I digress. Let's keep digging into IsUninflective.

// handle irregular inflections for common suffixes, e.g. "mouse" -> "mice"
if (PluralizationServiceUtil.TryInflectOnSuffixInWord(suffixWord,
    new List() { "louse", "mouse" },
    (s) => s.Remove(s.Length - 4, 4) + "ice", this.Culture, out newSuffixWord))
{
    return prefixWord + newSuffixWord;
}

if (PluralizationServiceUtil.TryInflectOnSuffixInWord(suffixWord,
    new List() { "tooth" },
    (s) => s.Remove(s.Length - 4, 4) + "eeth", this.Culture, out newSuffixWord))
{
    return prefixWord + newSuffixWord;
}
if (PluralizationServiceUtil.TryInflectOnSuffixInWord(suffixWord,
    new List() { "goose" },
    (s) => s.Remove(s.Length - 4, 4) + "eese", this.Culture, out newSuffixWord))
{
    return prefixWord + newSuffixWord;
}
if (PluralizationServiceUtil.TryInflectOnSuffixInWord(suffixWord,
    new List() { "foot" },
    (s) => s.Remove(s.Length - 3, 3) + "eet", this.Culture, out newSuffixWord))
{
    return prefixWord + newSuffixWord;
}

It seems that in addition to not knowing English, the author of this class that's used within the .NET framework doesn't really know C# very well?

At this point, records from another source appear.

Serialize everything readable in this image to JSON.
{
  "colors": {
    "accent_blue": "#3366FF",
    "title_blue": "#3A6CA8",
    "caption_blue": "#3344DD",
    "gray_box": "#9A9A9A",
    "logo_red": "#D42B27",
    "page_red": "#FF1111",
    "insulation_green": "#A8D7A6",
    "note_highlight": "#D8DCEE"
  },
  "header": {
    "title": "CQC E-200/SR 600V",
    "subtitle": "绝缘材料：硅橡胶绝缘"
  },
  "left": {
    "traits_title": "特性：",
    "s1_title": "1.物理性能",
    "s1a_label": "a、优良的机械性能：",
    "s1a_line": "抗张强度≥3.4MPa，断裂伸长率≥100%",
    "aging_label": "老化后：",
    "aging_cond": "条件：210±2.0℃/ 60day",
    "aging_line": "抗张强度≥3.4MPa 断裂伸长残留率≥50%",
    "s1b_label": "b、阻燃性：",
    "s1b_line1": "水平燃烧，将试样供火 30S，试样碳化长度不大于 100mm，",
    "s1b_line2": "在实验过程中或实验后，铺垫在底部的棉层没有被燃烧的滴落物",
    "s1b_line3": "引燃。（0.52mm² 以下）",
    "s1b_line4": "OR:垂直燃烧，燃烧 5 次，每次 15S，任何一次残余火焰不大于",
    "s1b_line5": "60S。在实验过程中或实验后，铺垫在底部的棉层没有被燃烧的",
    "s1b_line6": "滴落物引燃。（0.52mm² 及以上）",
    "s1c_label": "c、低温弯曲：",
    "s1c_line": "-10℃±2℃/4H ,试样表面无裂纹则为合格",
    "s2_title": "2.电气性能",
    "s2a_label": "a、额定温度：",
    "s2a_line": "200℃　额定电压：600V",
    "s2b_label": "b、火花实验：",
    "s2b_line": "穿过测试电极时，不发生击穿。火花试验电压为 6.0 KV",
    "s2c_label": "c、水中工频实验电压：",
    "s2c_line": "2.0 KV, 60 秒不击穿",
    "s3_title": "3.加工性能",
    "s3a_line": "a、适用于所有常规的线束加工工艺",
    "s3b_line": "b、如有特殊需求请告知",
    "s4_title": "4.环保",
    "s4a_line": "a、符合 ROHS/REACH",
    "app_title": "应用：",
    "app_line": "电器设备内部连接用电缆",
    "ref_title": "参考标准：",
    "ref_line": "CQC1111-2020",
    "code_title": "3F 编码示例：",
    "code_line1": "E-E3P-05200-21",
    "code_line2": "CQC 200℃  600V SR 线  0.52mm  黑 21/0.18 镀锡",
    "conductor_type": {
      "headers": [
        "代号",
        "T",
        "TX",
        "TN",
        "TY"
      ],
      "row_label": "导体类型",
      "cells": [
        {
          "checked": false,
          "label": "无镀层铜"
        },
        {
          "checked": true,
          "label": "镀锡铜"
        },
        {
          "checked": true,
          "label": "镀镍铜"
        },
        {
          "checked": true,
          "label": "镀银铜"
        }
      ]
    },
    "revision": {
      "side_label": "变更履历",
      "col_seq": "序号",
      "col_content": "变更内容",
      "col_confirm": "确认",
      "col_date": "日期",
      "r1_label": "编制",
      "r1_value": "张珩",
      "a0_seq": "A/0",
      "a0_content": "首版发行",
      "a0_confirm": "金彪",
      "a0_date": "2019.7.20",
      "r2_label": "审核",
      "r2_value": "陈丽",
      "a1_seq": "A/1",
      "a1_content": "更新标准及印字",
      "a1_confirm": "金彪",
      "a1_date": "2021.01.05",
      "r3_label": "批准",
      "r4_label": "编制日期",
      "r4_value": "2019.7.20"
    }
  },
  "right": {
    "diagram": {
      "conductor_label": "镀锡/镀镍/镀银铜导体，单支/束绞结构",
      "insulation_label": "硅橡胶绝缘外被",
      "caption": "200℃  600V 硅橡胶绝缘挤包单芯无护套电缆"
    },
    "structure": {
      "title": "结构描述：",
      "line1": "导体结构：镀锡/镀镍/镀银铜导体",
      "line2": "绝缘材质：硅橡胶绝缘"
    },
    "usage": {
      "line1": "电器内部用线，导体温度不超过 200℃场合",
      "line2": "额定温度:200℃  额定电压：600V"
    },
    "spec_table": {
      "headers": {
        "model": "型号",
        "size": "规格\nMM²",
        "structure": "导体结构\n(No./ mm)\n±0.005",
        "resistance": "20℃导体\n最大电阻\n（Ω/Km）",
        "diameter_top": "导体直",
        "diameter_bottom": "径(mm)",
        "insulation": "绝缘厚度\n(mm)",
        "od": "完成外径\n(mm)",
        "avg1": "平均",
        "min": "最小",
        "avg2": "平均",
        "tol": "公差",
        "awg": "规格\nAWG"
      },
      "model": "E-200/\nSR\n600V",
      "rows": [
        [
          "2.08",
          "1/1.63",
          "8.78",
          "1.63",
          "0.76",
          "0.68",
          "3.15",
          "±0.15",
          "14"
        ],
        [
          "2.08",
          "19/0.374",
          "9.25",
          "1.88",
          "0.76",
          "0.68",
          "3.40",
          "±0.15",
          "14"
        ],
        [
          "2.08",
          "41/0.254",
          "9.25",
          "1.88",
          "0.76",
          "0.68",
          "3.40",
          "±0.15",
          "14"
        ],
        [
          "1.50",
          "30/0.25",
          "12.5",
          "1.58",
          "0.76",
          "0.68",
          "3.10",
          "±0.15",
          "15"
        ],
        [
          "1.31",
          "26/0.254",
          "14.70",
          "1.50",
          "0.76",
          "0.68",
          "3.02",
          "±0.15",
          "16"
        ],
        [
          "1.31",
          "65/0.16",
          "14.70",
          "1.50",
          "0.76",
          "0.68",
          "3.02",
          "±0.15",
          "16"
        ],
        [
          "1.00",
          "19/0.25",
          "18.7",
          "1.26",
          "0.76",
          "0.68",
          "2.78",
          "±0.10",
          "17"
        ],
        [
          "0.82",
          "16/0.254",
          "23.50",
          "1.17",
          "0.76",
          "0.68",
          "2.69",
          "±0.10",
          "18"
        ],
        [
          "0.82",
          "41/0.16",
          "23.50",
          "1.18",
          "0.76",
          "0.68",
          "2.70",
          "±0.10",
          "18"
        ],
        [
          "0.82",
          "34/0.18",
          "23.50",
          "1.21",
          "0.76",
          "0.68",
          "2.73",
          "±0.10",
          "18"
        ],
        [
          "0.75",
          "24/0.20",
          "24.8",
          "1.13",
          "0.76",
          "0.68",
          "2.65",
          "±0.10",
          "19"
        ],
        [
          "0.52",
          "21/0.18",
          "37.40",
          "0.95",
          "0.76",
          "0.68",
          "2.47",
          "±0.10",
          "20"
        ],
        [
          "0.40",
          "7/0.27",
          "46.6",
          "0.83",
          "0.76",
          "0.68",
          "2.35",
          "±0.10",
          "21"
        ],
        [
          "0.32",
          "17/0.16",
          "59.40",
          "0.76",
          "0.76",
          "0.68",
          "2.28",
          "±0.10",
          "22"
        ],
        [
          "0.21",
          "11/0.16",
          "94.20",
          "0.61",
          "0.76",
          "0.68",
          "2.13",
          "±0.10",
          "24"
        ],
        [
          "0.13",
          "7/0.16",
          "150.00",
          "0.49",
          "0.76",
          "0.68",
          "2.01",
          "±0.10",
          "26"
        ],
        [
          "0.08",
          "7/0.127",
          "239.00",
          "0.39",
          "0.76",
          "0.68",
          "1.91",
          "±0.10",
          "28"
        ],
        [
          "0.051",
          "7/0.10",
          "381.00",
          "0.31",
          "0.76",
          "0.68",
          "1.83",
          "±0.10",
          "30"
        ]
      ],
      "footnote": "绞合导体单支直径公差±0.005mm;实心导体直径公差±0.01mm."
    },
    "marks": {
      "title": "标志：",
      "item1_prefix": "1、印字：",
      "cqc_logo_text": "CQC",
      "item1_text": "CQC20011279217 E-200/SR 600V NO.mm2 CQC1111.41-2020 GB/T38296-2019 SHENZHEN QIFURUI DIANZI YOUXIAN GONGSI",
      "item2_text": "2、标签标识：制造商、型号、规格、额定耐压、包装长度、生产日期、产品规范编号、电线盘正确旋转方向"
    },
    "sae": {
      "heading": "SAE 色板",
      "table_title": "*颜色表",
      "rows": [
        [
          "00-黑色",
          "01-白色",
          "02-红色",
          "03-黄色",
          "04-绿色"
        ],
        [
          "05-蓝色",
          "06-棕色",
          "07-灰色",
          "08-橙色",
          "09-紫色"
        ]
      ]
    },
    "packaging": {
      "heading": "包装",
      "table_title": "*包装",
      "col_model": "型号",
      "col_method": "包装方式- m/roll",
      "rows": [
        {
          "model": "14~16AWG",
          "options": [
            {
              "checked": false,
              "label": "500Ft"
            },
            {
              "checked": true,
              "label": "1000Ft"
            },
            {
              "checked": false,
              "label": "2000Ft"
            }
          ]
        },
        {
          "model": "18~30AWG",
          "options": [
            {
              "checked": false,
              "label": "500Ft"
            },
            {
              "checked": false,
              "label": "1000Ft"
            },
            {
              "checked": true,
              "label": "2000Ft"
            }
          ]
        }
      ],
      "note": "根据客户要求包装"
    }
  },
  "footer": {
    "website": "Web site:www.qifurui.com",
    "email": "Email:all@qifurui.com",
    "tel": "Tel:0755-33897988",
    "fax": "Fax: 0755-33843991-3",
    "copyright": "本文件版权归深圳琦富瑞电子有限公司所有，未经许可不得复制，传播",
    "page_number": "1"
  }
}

And certainly not how string comparison works in .NET. On the bright side, is that a test for "ese"? Did... our engineer figure out that there are some basic pluralization patterns you can apply? Maybe there's hope after all!

private bool IsUninflective(string word)
{
    EDesignUtil.CheckArgumentNull(word, "word");
    if (PluralizationServiceUtil.DoesWordContainSuffix(word, _uninflectiveSuffixList, this.Culture)
        || (!word.ToLower(this.Culture).Equals(word) && word.EndsWith("ese", false, this.Culture))
        || this._uninflectiveWordList.Contains(word.ToLowerInvariant()))
    {
        return true;
    }
    else
    {
        return false;
    }
}

On the plus side, this "common" suffixes logic ensures that both titmouse and snaggletooth are properly pluralized.